- Available Technologies
Keywords: Electronic Parts/Manufacturing
This topology agnostic fault detection and location technology is the first such technology that is system-independent, uses only local measurements, and is closed form (non-iterative). Combining these attributes allows this technology to operate quickly to meet the needs of the growing DC microgrid market. This speed advantage bridges a major challenge for DC microgrids by protecting components from speed critical fault events. This technology can also inform the protection needs of high voltage DC lines, which are part of most power systems. Clemson University researchers have developed a fault detection system possessing superior speed and simpler implementation enabling faster protection for component devices as well as determining the location of faults in real time.
Circuit breakers, Converters, Faults, DC microgrid, High voltage, Electrical Engineering
The topology agnostic fault detection and location technique meets speed critical application needs to address current rises that can occur on the order of tens of microseconds in a dc circuit as a result of a fault.
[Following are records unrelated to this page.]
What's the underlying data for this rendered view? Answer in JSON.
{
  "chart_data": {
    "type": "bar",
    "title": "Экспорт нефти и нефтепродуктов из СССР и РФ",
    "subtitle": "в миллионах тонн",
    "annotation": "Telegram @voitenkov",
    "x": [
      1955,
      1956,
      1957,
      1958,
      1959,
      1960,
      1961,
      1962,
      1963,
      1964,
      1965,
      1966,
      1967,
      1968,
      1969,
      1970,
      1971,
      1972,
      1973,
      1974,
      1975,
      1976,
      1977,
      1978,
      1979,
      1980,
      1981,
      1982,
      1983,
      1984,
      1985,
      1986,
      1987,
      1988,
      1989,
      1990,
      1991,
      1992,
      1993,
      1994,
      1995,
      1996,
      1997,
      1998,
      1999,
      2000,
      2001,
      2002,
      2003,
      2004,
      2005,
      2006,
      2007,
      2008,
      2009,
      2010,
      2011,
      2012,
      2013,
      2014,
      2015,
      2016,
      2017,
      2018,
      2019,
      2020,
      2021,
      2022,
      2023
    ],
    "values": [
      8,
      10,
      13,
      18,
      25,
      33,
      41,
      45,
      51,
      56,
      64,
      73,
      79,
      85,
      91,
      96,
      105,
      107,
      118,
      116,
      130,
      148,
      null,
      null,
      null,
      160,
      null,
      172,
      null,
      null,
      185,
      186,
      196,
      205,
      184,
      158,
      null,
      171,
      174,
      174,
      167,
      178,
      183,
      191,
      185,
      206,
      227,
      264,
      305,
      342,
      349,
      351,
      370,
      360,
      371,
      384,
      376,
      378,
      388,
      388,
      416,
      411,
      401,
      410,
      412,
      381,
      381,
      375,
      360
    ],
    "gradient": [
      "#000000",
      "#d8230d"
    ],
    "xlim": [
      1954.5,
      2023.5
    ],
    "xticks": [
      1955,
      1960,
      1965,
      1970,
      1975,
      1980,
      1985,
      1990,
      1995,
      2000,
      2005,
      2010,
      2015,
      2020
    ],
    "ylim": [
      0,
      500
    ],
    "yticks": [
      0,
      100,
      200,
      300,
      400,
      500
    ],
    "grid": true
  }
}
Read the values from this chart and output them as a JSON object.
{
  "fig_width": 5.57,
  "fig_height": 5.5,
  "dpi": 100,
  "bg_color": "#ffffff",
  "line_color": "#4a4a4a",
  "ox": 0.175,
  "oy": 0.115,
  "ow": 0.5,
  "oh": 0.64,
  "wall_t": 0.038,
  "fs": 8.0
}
When a fault occurs on a feeder-section in a dc microgrid, the current contributions from the dc link capacitors associated with dc-dc converters or ac-dc rectifiers dominate the fault current first. Capacitors resist the rapid change of voltage. So, for a short period of time the capacitor will act like a constant voltage dc source while discharging through the fault. Within this time the current through the dc line will have the same response as it would have for an ideal voltage source instead of the capacitor. So, measurements from this initial period are used to determine the fault location. The method uses only local measurements, preventing delay due to communication. Furthermore, the technique has a fixed execution time due to being non-iterative. System independence allows for a simpler to implement system because the calculation of protection thresholds is based only on the feeder being protected and not on the topology of the whole system. When the rest of the system changes, when an adjacent line is out of operation for example, the thresholds do not have to be recalculated. These features of the technology are conducive to simple and efficient operation to protect vulnerable devices from quickly rising currents during fault events.